Turning my head, I saw the tubes, four of them in total, attached to me. I followed one to my finger, flexing my hand around the plastic device that held it trapped. There was one adhered to my chest, and one running into my nose. The last one was jammed into my arm.

When I blinked, I could feel a pull above my right eye. It stung more than anything. I guessed there was a bandage there, stitches maybe, but I would need a mirror to confirm. My left arm was heavy, like it was encased in bricks, and my wrist ached with a dull, throbbing pain that was bone deep.

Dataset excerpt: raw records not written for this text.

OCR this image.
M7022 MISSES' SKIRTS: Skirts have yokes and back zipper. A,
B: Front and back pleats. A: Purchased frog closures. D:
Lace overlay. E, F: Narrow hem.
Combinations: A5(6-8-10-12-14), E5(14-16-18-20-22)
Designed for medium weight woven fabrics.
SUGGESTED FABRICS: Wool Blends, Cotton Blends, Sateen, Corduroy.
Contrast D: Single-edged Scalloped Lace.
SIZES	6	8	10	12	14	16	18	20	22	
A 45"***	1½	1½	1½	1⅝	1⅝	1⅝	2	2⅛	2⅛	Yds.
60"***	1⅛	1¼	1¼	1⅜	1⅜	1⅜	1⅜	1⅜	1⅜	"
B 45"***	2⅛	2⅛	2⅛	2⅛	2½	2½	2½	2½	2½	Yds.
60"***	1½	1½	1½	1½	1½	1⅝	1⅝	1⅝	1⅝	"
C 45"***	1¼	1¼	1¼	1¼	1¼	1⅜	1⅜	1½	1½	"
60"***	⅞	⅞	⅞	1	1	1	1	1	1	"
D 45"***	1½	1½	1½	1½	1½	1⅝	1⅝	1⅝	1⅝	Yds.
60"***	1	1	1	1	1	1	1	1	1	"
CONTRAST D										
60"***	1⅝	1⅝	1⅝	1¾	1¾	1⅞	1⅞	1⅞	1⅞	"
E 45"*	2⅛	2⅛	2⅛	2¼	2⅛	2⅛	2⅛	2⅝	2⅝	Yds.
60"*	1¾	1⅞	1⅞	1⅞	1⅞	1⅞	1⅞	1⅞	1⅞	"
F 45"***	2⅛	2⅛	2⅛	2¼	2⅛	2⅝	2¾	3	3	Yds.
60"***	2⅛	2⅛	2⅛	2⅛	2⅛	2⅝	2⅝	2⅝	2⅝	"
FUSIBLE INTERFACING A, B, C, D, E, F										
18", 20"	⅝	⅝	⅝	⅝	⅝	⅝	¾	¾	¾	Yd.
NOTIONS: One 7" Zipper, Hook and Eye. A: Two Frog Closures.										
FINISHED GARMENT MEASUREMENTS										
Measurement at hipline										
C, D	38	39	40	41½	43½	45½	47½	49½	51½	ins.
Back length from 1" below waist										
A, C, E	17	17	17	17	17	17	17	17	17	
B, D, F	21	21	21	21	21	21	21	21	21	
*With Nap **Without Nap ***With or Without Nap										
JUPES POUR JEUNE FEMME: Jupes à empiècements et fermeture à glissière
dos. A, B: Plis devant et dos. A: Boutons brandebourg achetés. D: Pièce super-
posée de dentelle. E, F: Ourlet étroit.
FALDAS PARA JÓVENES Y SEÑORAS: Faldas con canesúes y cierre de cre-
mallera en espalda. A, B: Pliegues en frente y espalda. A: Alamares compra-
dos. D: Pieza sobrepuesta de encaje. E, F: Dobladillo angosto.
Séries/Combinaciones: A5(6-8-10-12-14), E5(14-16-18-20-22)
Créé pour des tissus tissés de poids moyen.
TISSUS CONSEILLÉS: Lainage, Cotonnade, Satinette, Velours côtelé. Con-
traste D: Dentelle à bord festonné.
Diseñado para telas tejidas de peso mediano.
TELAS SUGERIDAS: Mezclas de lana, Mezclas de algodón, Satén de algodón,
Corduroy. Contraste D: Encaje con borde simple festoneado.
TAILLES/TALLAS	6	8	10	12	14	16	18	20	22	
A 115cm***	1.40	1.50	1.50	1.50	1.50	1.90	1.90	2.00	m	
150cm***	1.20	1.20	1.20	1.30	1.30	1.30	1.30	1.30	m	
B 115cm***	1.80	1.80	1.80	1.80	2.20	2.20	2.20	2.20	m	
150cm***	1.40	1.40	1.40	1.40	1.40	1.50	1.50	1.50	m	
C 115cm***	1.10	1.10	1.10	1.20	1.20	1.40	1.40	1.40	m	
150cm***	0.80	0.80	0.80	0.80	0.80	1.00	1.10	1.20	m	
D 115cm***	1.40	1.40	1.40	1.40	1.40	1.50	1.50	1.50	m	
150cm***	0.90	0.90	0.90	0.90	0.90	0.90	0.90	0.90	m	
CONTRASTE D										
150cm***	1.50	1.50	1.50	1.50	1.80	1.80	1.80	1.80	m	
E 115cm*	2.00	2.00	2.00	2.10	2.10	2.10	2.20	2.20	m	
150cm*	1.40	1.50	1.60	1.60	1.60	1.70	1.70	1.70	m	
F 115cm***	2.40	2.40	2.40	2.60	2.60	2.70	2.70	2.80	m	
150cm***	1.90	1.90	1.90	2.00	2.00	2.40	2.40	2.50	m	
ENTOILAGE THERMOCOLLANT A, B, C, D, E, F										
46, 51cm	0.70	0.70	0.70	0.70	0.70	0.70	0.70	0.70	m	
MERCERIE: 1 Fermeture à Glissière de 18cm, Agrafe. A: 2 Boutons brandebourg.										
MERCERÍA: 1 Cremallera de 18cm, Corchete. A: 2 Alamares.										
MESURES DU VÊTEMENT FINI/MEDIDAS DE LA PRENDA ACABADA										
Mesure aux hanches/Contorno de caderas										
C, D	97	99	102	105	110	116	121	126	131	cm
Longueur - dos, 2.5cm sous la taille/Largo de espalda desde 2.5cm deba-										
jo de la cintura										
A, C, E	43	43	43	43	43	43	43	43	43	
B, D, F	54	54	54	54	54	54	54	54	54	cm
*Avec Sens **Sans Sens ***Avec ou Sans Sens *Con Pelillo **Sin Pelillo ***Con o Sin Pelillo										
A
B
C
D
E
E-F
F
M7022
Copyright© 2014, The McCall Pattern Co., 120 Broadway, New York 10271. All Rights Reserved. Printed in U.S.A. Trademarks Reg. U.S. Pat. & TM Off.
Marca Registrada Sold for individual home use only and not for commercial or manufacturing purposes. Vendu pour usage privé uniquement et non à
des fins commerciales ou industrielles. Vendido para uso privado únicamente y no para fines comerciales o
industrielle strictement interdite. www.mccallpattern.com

Carefully, I reached my good arm behind me and tried to push myself up. My head spun, everything around me—the flowers, Alex, my own body—dissolving in a blur. My stomach churned, and I fought against the pain, swallowing hard to keep the bile-tinged water coming up my throat from spilling out.

Unwilling to move an inch, I frantically searched the room with my eyes. I needed a bathroom, a trash can, a plastic bag, anything to unload the contents of my stomach in. Alex noticed and shoved a small plastic bowl underneath my chin and grabbed for my hair. I didn’t care about my hair or who was holding the bowl, I wanted the pain to end.